QUEM É LEON TSHILOLO

Léon nasceu em Elisabethville, na República Democrática do Congo, há 50 anos, de uma família da classe média local. É casado com Marie-Denise, mestiça de origem belgo-congolesa, com a qual teve seis filhos: quatro meninos e duas meninas. Estudou no Instituto Salesiano, de Pádua, Itália, de onde se transferiu para a Universidade de Anversa, na Bélgica. Na faculdade de medicina da referida universidade Leon obteve várias especializações médicas, principalmente na área de doenças tropicais, típicas do seu continente africano.

Avvenire

O médico congolês Léon Tshilolo estudou na Europa e tornou-se especialista em doenças tropicais. Renunciou ao bem-estar europeu e às benesses da carreira para se dedicar completamente a salvar milhares de vidas em perigo no continente negro

rande coração tem o doutor Léon Tshilolo, congolês, que estudou e se diplomou em medicina, freqüentando universidades na Itália e na Bélgica. Especializou-se em pediatria, mas se dedicou ao estudo de doenças tropicais e, sobretudo, tornou-se um dos maiores experts mundiais em drepanocitose, uma grave forma de anemia mediterrânea, que se difundiu na África, conhecida como “anemia falciforme”, quando os glóbulos vermelhos do doente assumem a exata forma de uma foice.

Tshilolo recebeu ofertas tentadoras, tanto científicas como econômicas, de várias instituições de saúde, para permanecer no velho continente. A primeira delas veio do Hospital Erasmo, de Anversa, cidade onde Tshilolo realizou boa parte dos estudos e onde também lhe foi oferecida a possibilidade de assumir a cidadania belga, como o fizeram tantos outros conterrâneos, e hoje cidadãos de várias nações européias.

O médico de pele escura, porém, diz claramente que quer, a todo custo, voltar a ser africano e, por isso, recusou as ofertas, preferindo retornar à sua gente, tão logo terminou os estudos. “A minha gente precisa de médicos mais do que os europeus”, confidenciou a amigos italianos, justificando a escolha de voltar para a pátria, onde trabalha sem descanso, mas seu lucro é igual a menos de um terço do que recebia quando trabalhava na Europa. O doutor Tshilolo, porém, diz que está convencido de que sua escolha foi correta. Está empenhado em tratar sobretudo os mais jovens em uma terra onde a mortalidade de crianças abaixo dos cinco anos de idade é de 207 por mil. “A medicina é uma arte, uma profissão, um serviço, mas sobretudo uma vocação”, afirma o médico, hoje diretor de saúde em Monkole, a periferia mais empobrecida de Kinshasa, capital da República Democrática do Congo.
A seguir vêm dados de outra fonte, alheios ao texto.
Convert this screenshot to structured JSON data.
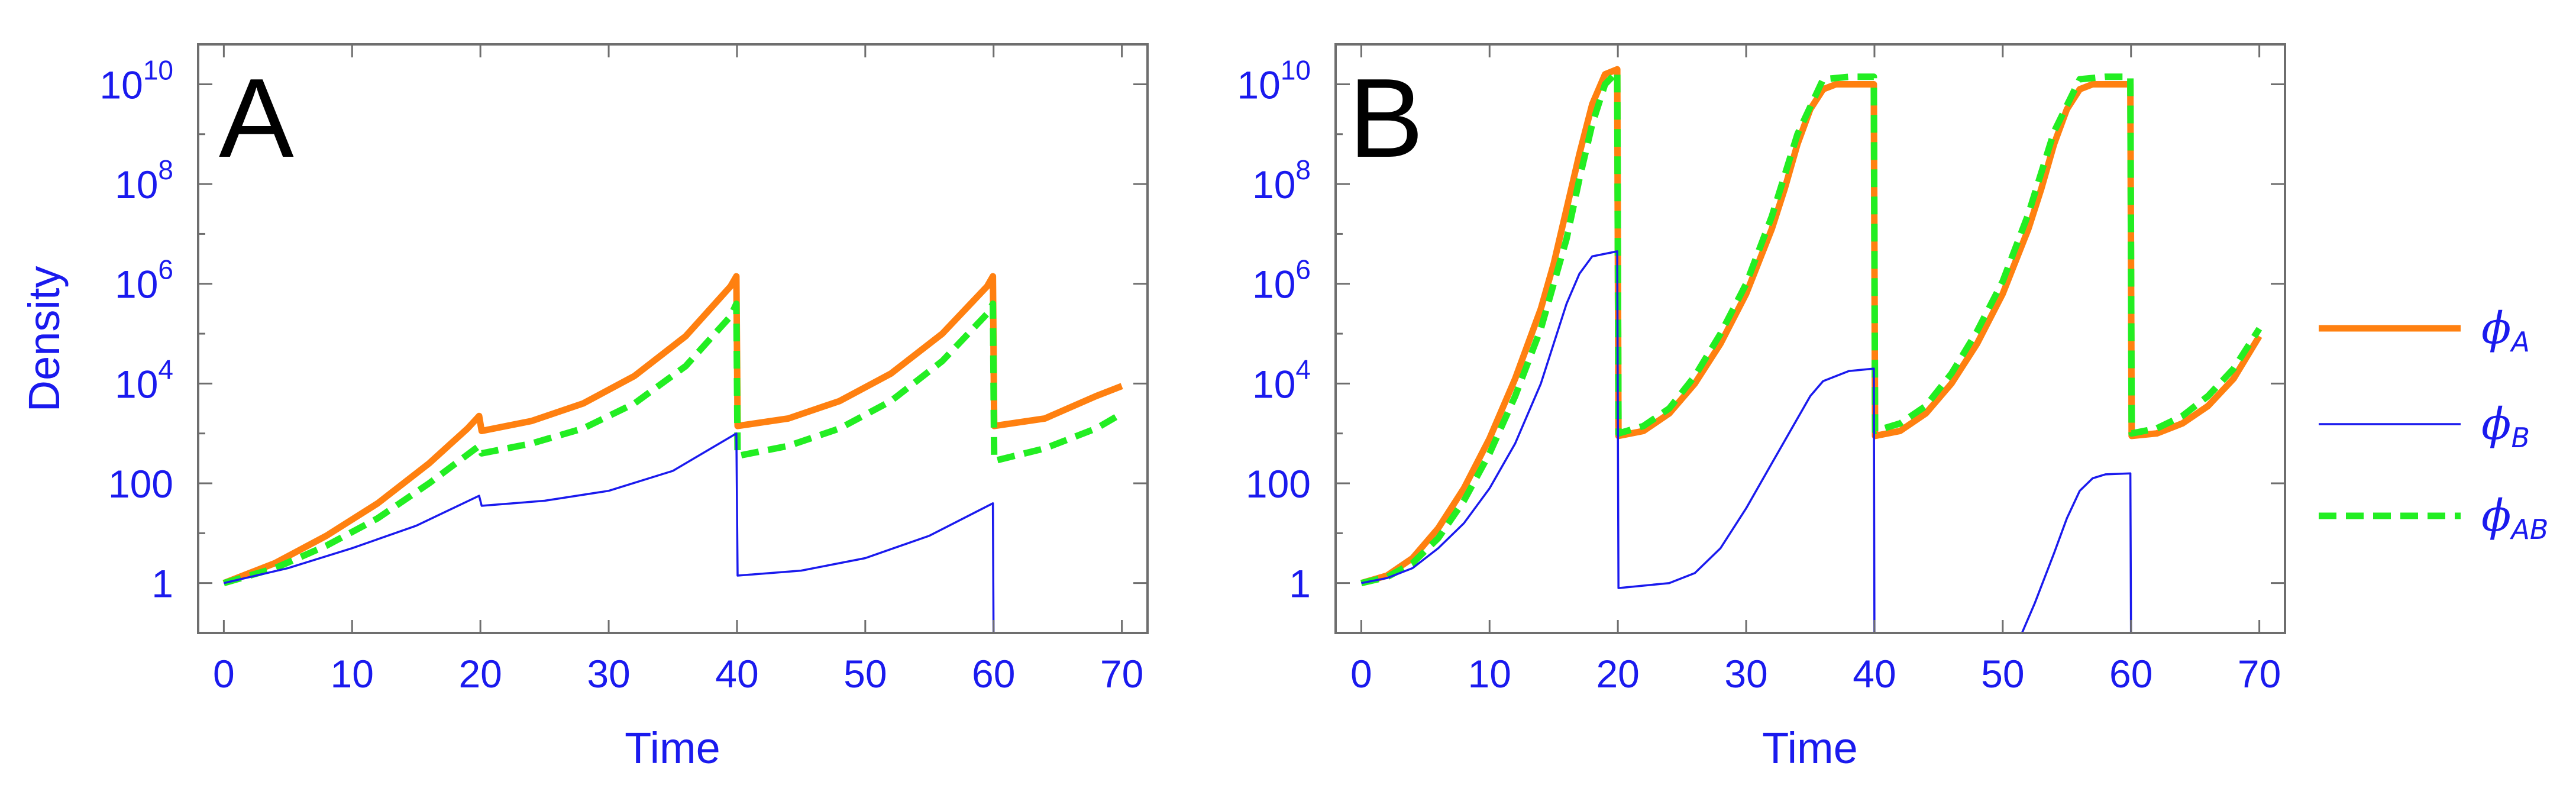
{
  "figure": {
    "legend": [
      {
        "key": "A",
        "symbol": "ϕ",
        "sub": "A",
        "color": "#ff8010",
        "style": "solid",
        "width": "thick"
      },
      {
        "key": "B",
        "symbol": "ϕ",
        "sub": "B",
        "color": "#1a1aee",
        "style": "solid",
        "width": "thin"
      },
      {
        "key": "AB",
        "symbol": "ϕ",
        "sub": "AB",
        "color": "#22ee22",
        "style": "dashed",
        "width": "thick"
      }
    ]
  },
  "chart_data": [
    {
      "type": "line",
      "panel_label": "A",
      "title": "",
      "xlabel": "Time",
      "ylabel": "Density",
      "yscale": "log",
      "xlim": [
        -2,
        72
      ],
      "ylim_log10": [
        -1.0,
        10.8
      ],
      "x_ticks": [
        0,
        10,
        20,
        30,
        40,
        50,
        60,
        70
      ],
      "x_tick_labels": [
        "0",
        "10",
        "20",
        "30",
        "40",
        "50",
        "60",
        "70"
      ],
      "y_ticks_log10": [
        0,
        2,
        4,
        6,
        8,
        10
      ],
      "y_tick_labels": [
        {
          "base": "1",
          "exp": ""
        },
        {
          "base": "100",
          "exp": ""
        },
        {
          "base": "10",
          "exp": "4"
        },
        {
          "base": "10",
          "exp": "6"
        },
        {
          "base": "10",
          "exp": "8"
        },
        {
          "base": "10",
          "exp": "10"
        }
      ],
      "series": [
        {
          "name": "A",
          "points_log10": [
            [
              0,
              0
            ],
            [
              4,
              0.4
            ],
            [
              8,
              0.95
            ],
            [
              12,
              1.6
            ],
            [
              16,
              2.4
            ],
            [
              19,
              3.1
            ],
            [
              19.9,
              3.35
            ],
            [
              20.1,
              3.05
            ],
            [
              24,
              3.25
            ],
            [
              28,
              3.6
            ],
            [
              32,
              4.15
            ],
            [
              36,
              4.95
            ],
            [
              39.5,
              5.95
            ],
            [
              39.95,
              6.15
            ],
            [
              40.05,
              3.15
            ],
            [
              44,
              3.3
            ],
            [
              48,
              3.65
            ],
            [
              52,
              4.2
            ],
            [
              56,
              5.0
            ],
            [
              59.5,
              5.95
            ],
            [
              59.95,
              6.15
            ],
            [
              60.05,
              3.15
            ],
            [
              64,
              3.3
            ],
            [
              68,
              3.75
            ],
            [
              70,
              3.95
            ]
          ]
        },
        {
          "name": "AB",
          "points_log10": [
            [
              0,
              0
            ],
            [
              4,
              0.3
            ],
            [
              8,
              0.75
            ],
            [
              12,
              1.3
            ],
            [
              16,
              2.0
            ],
            [
              19.9,
              2.75
            ],
            [
              20.1,
              2.6
            ],
            [
              24,
              2.8
            ],
            [
              28,
              3.1
            ],
            [
              32,
              3.6
            ],
            [
              36,
              4.35
            ],
            [
              39.5,
              5.35
            ],
            [
              39.95,
              5.6
            ],
            [
              40.05,
              2.55
            ],
            [
              44,
              2.75
            ],
            [
              48,
              3.1
            ],
            [
              52,
              3.65
            ],
            [
              56,
              4.45
            ],
            [
              59.5,
              5.4
            ],
            [
              59.95,
              5.6
            ],
            [
              60.05,
              2.45
            ],
            [
              64,
              2.7
            ],
            [
              68,
              3.1
            ],
            [
              70,
              3.4
            ]
          ]
        },
        {
          "name": "B",
          "points_log10": [
            [
              0,
              0
            ],
            [
              5,
              0.3
            ],
            [
              10,
              0.7
            ],
            [
              15,
              1.15
            ],
            [
              19.9,
              1.75
            ],
            [
              20.1,
              1.55
            ],
            [
              25,
              1.65
            ],
            [
              30,
              1.85
            ],
            [
              35,
              2.25
            ],
            [
              39.95,
              3.0
            ],
            [
              40.05,
              0.15
            ],
            [
              45,
              0.25
            ],
            [
              50,
              0.5
            ],
            [
              55,
              0.95
            ],
            [
              59.95,
              1.6
            ],
            [
              60,
              -1.0
            ]
          ]
        }
      ]
    },
    {
      "type": "line",
      "panel_label": "B",
      "title": "",
      "xlabel": "Time",
      "ylabel": "",
      "yscale": "log",
      "xlim": [
        -2,
        72
      ],
      "ylim_log10": [
        -1.0,
        10.8
      ],
      "x_ticks": [
        0,
        10,
        20,
        30,
        40,
        50,
        60,
        70
      ],
      "x_tick_labels": [
        "0",
        "10",
        "20",
        "30",
        "40",
        "50",
        "60",
        "70"
      ],
      "y_ticks_log10": [
        0,
        2,
        4,
        6,
        8,
        10
      ],
      "y_tick_labels": [
        {
          "base": "1",
          "exp": ""
        },
        {
          "base": "100",
          "exp": ""
        },
        {
          "base": "10",
          "exp": "4"
        },
        {
          "base": "10",
          "exp": "6"
        },
        {
          "base": "10",
          "exp": "8"
        },
        {
          "base": "10",
          "exp": "10"
        }
      ],
      "series": [
        {
          "name": "A",
          "points_log10": [
            [
              0,
              0
            ],
            [
              2,
              0.15
            ],
            [
              4,
              0.5
            ],
            [
              6,
              1.1
            ],
            [
              8,
              1.9
            ],
            [
              10,
              2.9
            ],
            [
              12,
              4.1
            ],
            [
              14,
              5.5
            ],
            [
              15,
              6.4
            ],
            [
              16,
              7.5
            ],
            [
              17,
              8.6
            ],
            [
              18,
              9.6
            ],
            [
              19,
              10.2
            ],
            [
              19.95,
              10.3
            ],
            [
              20.05,
              2.95
            ],
            [
              22,
              3.05
            ],
            [
              24,
              3.4
            ],
            [
              26,
              4.0
            ],
            [
              28,
              4.8
            ],
            [
              30,
              5.8
            ],
            [
              32,
              7.1
            ],
            [
              33,
              7.9
            ],
            [
              34,
              8.8
            ],
            [
              35,
              9.5
            ],
            [
              36,
              9.9
            ],
            [
              37,
              10.0
            ],
            [
              39.95,
              10.0
            ],
            [
              40.05,
              2.95
            ],
            [
              42,
              3.05
            ],
            [
              44,
              3.4
            ],
            [
              46,
              4.0
            ],
            [
              48,
              4.8
            ],
            [
              50,
              5.8
            ],
            [
              52,
              7.1
            ],
            [
              53,
              7.9
            ],
            [
              54,
              8.8
            ],
            [
              55,
              9.5
            ],
            [
              56,
              9.9
            ],
            [
              57,
              10.0
            ],
            [
              59.95,
              10.0
            ],
            [
              60.05,
              2.95
            ],
            [
              62,
              3.0
            ],
            [
              64,
              3.2
            ],
            [
              66,
              3.55
            ],
            [
              68,
              4.1
            ],
            [
              70,
              4.95
            ]
          ]
        },
        {
          "name": "AB",
          "points_log10": [
            [
              0,
              0
            ],
            [
              2,
              0.12
            ],
            [
              4,
              0.4
            ],
            [
              6,
              0.9
            ],
            [
              8,
              1.65
            ],
            [
              10,
              2.6
            ],
            [
              12,
              3.75
            ],
            [
              14,
              5.1
            ],
            [
              16,
              6.9
            ],
            [
              17,
              8.1
            ],
            [
              18,
              9.2
            ],
            [
              19,
              10.0
            ],
            [
              19.95,
              10.25
            ],
            [
              20.05,
              3.0
            ],
            [
              22,
              3.15
            ],
            [
              24,
              3.5
            ],
            [
              26,
              4.15
            ],
            [
              28,
              5.0
            ],
            [
              30,
              6.0
            ],
            [
              32,
              7.35
            ],
            [
              34,
              9.0
            ],
            [
              36,
              10.1
            ],
            [
              38,
              10.15
            ],
            [
              39.95,
              10.15
            ],
            [
              40.05,
              3.05
            ],
            [
              42,
              3.2
            ],
            [
              44,
              3.55
            ],
            [
              46,
              4.2
            ],
            [
              48,
              5.05
            ],
            [
              50,
              6.05
            ],
            [
              52,
              7.4
            ],
            [
              54,
              9.05
            ],
            [
              56,
              10.1
            ],
            [
              58,
              10.15
            ],
            [
              59.95,
              10.15
            ],
            [
              60.05,
              3.0
            ],
            [
              62,
              3.1
            ],
            [
              64,
              3.35
            ],
            [
              66,
              3.75
            ],
            [
              68,
              4.3
            ],
            [
              70,
              5.1
            ]
          ]
        },
        {
          "name": "B",
          "points_log10": [
            [
              0,
              0
            ],
            [
              2,
              0.1
            ],
            [
              4,
              0.3
            ],
            [
              6,
              0.7
            ],
            [
              8,
              1.2
            ],
            [
              10,
              1.9
            ],
            [
              12,
              2.8
            ],
            [
              14,
              4.0
            ],
            [
              15,
              4.8
            ],
            [
              16,
              5.6
            ],
            [
              17,
              6.2
            ],
            [
              18,
              6.55
            ],
            [
              19.95,
              6.65
            ],
            [
              20.05,
              -0.1
            ],
            [
              24,
              0.0
            ],
            [
              26,
              0.2
            ],
            [
              28,
              0.7
            ],
            [
              30,
              1.5
            ],
            [
              32,
              2.4
            ],
            [
              34,
              3.3
            ],
            [
              35,
              3.75
            ],
            [
              36,
              4.05
            ],
            [
              38,
              4.25
            ],
            [
              39.95,
              4.3
            ],
            [
              40,
              -1.0
            ],
            [
              51.5,
              -1.0
            ],
            [
              52.5,
              -0.4
            ],
            [
              54,
              0.6
            ],
            [
              55,
              1.3
            ],
            [
              56,
              1.85
            ],
            [
              57,
              2.1
            ],
            [
              58,
              2.18
            ],
            [
              59.95,
              2.2
            ],
            [
              60,
              -1.0
            ]
          ]
        }
      ]
    }
  ]
}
“Voltei para cá – afirma – porque me sinto mais útil no meu país do que na Europa. Porque aqui a situação é de contínua emergência”. O centro de saúde que ele dirige atende a um grupo de duzentas mil pessoas, espalhadas à sua volta. Freqüentemente, em péssimas condições e com inúmeras dificuldades, pois seu contexto é uma área periférica, degradada, ao sul de uma capital que, por si só, é bem diferente das metrópoles européias. “É um médico predestinado a salvar muitas vidas humanas”, comenta-se dele. Suas atenções terapêuticas são dedicadas sobretudo à aids, à subnutrição, à meningite e a várias formas de anemia, bastante difundidas em seu país. “Aqui, eu ainda acredito nesta África – diz – que parece morrer sob o peso da pobreza, da miséria, da ignorância, das guerras civis, mas que é também um lugar onde, como sob o “esterco”, começa a brotar a árvore da esperança”.